Die Historikerin aus Gmunden hat 33 Jahre in der Vatikanischen Bibliothek gearbeitet, war dort für 150.000 Handschriften verantwortlich und hält nach ihrer Pensionierung noch Lehrveranstaltungen an der Universität Augsburg. Im Vorjahr wurde sie als einzige Österreicherin ins päpstliche Komitee für Geschichtswissenschaften berufen. 33 Mitglieder hat das Komitee.
Drei Studierende im Kloster
Einer der Studierenden ist Michael Schmid aus Aalen in Baden-Württemberg. Der 53-Jährige war früher Schmied, will nun sein Hobby zum Beruf machen und studiert in Augsburg Geschichte. Er hat zum Beispiel ein Buch des bekannten Druckers Johann Knobloch (1478 bis 1528) gefunden.
Auch Michael Straub arbeitet mit. Der 67-Jährige war früher Finanzfachwirt und studiert in seinem „Unruhestand“ Philosophie und Geschichte.
Europäische Kunstgeschichte studiert Sally Pauline Bauer aus Chemnitz. Die 21-Jährige hat bereits viele Bücher aus dem 16. Jahrhundert entdeckt.

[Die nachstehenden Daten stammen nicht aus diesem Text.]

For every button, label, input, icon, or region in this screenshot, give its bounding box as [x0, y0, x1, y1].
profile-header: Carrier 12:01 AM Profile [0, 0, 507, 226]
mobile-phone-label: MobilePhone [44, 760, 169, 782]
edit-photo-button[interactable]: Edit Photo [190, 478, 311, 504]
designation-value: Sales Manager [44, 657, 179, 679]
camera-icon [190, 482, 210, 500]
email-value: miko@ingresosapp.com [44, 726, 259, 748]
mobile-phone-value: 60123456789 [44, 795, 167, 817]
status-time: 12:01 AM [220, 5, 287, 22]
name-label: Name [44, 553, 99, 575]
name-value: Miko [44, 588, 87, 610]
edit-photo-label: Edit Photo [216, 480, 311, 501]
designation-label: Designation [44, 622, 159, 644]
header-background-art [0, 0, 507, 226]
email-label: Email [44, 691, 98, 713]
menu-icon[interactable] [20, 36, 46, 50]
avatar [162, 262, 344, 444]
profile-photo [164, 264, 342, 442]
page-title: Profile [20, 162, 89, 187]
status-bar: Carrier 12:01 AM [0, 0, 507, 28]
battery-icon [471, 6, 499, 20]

Die drei eint, dass sie sich diese einmalige Chance, in einem Kloster mit solch alten Beständen zu arbeiten, nicht entgehen lassen wollten. Für vier Wochen sind sie im Stift Lambach untergebracht und werden bestens verpflegt, wie sie erzählen.
Die Bücher im großen Saal sind nun erfasst. Jetzt ist man in den kleineren Saal vorgedrungen. Fertig ist man in Lambach aber noch länger nicht. Grafinger wird wohl noch öfter kommen.